On the road into town we met a Dutch couple in a converted Toyota camper van. They wound down their window and offered us water whilst
The main shopping street. The shipping crates are the shops, closed for siesta at the time this was taken.
we were riding. We got into town and found a phone box to phone the contact we had been given but he was not answering. No matter, it was a bit weird anyway to turn up to people we did not know just because a friend gave you their number. So we set off to find the centre of town. Well it does not exist any more. Bam, once famous for dates, is now also famous for a massive earthquake that destroyed the entire city three years ago, killing around 36,000 people out of the population of about 100,000. The centre of the city is strange; the date palms survived but hardly any of the buildings did. Bam is now a city of trees and container boxes. People live in the containers and have set up shops in them also. It was hard to get our heads around the fact that this was a city - there is nothing left there. It feels more like a jungle of palm trees with people camped out amidst the rubble underneath. But the people are amazingly still smiling and we left Bam with a big message to the other tourists. Please keep coming, Bam is not dead, by coming the locals can see that there is hope for the future and they are really happy to have you there.
We found the only open guest house in the city - Akbar's, and got our own room round the back where we slept on the floor. Akbar is a great character and he is rebuilding his guest house - it was destroyed in the earthquake killing 3 people including 2 travellers. He says that Bam will be rebuilt better than any other city in Iran. It is unintelligible to imagine that every pile of rubble you see in Bam probably had a body under it. We got the story of the earthquake from Akbar, it lasted only 12 seconds but he said it was so strong you could not move. The damage was all done in the first 2-3 seconds; in this short space of time most of the city was levelled and a third of its people killed. Everyone here knows someone who died. I can not begin to understand the immense pain of these people. No one can ever know why, when Bam sits in a massive desert and has never ever known an earthquake in recorded history, did this massive quake hit the very centre of town and nowhere else. Villages only 10km away felt nothing.

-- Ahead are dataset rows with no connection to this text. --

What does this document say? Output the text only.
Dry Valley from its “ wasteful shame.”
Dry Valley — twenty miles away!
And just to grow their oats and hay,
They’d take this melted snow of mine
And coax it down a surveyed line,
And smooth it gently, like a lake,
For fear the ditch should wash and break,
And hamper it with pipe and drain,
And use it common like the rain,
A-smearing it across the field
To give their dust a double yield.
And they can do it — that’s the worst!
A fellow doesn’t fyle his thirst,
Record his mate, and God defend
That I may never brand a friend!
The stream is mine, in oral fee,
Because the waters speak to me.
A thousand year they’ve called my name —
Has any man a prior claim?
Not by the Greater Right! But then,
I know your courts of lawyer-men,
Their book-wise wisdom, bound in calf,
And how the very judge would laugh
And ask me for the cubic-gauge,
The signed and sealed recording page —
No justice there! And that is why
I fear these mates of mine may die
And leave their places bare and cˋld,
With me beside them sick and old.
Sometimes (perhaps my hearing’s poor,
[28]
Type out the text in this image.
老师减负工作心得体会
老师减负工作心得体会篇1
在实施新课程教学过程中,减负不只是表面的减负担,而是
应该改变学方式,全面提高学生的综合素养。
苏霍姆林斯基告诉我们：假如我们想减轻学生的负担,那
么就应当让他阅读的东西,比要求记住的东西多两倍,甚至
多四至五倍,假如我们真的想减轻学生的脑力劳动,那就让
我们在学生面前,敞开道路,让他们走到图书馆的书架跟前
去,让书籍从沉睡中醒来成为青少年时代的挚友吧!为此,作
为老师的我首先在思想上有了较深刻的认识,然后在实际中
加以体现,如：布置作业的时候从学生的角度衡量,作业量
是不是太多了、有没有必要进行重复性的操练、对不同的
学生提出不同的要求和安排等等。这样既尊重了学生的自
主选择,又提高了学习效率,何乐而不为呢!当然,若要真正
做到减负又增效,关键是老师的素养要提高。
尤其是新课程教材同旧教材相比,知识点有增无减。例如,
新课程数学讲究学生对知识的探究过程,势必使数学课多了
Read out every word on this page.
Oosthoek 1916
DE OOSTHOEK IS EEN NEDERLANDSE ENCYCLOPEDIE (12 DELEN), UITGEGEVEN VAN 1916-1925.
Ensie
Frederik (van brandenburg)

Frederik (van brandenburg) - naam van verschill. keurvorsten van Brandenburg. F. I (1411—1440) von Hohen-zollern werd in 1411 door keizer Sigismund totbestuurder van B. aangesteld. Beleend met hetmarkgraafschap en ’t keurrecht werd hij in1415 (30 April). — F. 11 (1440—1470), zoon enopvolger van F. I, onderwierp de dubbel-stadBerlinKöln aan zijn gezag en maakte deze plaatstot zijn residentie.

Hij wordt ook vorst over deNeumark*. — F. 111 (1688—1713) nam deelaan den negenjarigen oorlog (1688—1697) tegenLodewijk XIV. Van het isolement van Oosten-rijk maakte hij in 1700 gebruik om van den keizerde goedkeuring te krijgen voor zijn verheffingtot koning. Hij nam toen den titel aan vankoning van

In the guest house we met up again with the Dutch couple, Martine and Frank, and spent the next day touring the city and going to see what was left of the famous Arg (Citadel) of Bam. This is still a world heritage site and although nowhere near as impressive as before the earthquake, it is still an amazing building. It is a massive mud brick citadel which had survived for 3000 years almost undamaged. During the quake the ancient bricks simply melted into each other or turned to dust. Work is going on to shore up the ruins, but it is still an impressive building.
We had a good night cooking at the guest house and chatting about the road ahead. Frank and Martine were not looking forward to the next part of the journey; the long desert of Baluchistan and the road to Quetta in Pakistan. For us the idea of Quetta was too far ahead to contemplate fully, we were looking at 3 long hard days to Zahedan and then one day to the border to leave Iran exactly on the last day of our visa. The pressure was on.